Entonces se asustó y pensó en salir corriendo, pero otro resto de humanidad le impidió darse a la fuga. Trató de levantarla en brazos, de arrastrarla tomándola de las piernas, hasta probó a quitarse los cordones de los zapatos y atársela a los tobillos. De nuevo, nada de nada: pegada como una calcomanía, era imposible arrancar la sombra de la acera. Viendo que eran inútiles los esfuerzos y agotados sus restos de humanidad, se dio la media vuelta y se encaminó a su casa.

No había andado cien metros, cuando empezaron a revelarse sus verdaderos sentimientos. Iba con la cabeza alzada, la espalda derecha, balanceando rítmicamente hombros y brazos. Su caminar era ágil, ligero y, de vez en cuando, daba un brinco, ensayaba un paso de baile o correteaba un buen tramo como un niño tras un balón. La odiaba, esa era la verdad. La había odiado toda su vida; la había odiado cuando, vigilante, arrastrándose a sus espaldas, le perseguía adonde quiera que fuese; la había odiado cuando se estiraba frente a él, y le marcaba el camino y la meta; la había odiado cuando a los costados, se quebraba y alzaba por fachadas y muros, mostrándole las habilidades y alturas que nunca alcanzaría; la había odiado cuando se emboscaba en la oscuridad, agazapada y presta a saltar sobre sus talones al menor destello. Sí, la había odiado toda la vida, incluso cuando se ovillaba a sus pies como un perro traicionero que fingiera de pronto fidelidad y cariño. Por eso la noche en que murió su sombra fue la más feliz de su existencia.

La policía tardó apenas una semana en detenerlo. Fue fácil: era el único que no tenía sombra. Acusado y juzgado, le condenaron a treinta años de prisión por sombricidio, nocturnidad, alevosía y falta de humanidad. No sólo le condenó el juez, también fue condenado por la sociedad en pleno. Medios de comunicación, instituciones y organizaciones, personalidades famosas, ciudadanos medios, medianos y mediocres, manifestaron su horror y desprecio.

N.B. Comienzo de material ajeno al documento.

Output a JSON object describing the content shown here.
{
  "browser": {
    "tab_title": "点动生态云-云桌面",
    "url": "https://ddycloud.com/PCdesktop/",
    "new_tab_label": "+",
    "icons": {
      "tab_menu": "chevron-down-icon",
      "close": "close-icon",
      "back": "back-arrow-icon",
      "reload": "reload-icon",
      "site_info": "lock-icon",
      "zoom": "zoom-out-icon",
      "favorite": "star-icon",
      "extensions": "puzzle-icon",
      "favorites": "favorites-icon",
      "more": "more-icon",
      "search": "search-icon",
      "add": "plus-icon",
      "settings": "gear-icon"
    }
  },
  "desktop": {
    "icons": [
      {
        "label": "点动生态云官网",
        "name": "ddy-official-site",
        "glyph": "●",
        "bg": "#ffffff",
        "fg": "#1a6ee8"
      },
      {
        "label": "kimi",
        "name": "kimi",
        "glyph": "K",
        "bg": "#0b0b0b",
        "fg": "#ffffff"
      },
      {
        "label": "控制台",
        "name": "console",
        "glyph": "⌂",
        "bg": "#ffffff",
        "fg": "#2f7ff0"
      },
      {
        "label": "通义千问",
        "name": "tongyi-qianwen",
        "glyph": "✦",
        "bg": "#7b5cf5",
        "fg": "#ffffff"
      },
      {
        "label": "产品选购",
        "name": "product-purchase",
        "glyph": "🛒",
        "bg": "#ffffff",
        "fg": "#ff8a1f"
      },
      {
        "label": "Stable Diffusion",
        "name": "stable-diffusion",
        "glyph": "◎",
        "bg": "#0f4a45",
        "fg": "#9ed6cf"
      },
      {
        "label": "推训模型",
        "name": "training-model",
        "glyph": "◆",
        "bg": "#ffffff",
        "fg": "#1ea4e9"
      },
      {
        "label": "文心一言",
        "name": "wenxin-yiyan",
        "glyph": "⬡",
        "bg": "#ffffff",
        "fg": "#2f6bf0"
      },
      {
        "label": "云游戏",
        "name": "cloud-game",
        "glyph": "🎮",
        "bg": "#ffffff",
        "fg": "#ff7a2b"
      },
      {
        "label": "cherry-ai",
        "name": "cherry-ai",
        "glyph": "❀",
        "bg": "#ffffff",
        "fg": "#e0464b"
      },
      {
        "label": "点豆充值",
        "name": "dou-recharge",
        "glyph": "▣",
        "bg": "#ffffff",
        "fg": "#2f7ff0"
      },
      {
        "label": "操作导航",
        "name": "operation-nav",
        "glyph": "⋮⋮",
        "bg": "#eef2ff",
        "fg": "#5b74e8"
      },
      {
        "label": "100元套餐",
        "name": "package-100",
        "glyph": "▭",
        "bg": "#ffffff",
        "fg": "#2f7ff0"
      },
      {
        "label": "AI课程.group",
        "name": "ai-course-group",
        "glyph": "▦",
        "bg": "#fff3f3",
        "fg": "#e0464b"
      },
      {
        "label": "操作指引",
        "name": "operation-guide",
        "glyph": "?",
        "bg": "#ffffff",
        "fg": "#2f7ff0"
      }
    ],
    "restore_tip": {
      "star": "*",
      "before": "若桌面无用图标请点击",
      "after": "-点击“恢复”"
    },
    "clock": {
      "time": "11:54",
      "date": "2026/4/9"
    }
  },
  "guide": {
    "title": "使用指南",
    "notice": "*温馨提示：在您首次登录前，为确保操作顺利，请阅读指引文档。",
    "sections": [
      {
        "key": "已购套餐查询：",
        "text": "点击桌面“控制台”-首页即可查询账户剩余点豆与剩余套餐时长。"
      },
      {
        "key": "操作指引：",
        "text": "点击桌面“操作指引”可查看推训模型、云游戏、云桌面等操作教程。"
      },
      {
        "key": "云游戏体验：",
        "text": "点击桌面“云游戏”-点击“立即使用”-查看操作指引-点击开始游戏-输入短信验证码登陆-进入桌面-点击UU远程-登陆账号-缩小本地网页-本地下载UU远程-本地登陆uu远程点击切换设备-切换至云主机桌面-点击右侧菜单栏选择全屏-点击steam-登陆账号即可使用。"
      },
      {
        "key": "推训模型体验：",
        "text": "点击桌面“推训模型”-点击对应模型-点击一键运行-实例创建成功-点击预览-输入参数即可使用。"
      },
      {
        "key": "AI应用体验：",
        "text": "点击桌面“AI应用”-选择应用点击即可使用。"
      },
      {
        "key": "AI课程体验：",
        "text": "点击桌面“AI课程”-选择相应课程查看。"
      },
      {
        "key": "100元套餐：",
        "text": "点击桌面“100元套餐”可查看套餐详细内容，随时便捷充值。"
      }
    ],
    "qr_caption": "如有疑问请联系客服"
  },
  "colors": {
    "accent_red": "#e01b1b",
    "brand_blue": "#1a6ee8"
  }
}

Sin embargo, durante un tiempo y de forma confidencial, recibió muchas visitas de personajes importantes que le ofrecían el indulto y grandes cantidades de dinero si les revelaba cómo había logrado librarse de su sombra. Él siempre les decía lo mismo: que no había ningún método secreto, que simplemente su sombra había muerto una noche, de repente, después de pasar junto a una farola. Por supuesto, no lo creían, y a las ofertas seguían las amenazas; y a las amenazas, su cumplimiento. Pasó el resto de sus días en un calabozo en penumbras, rodeado de sombras. Cuando murió, la Autoridad tuvo buen cuidado de enterrarlo en el mismo nicho donde reposaba su sombra. Llevaba veinte años esperándolo, estirada y tendida cuan larga era.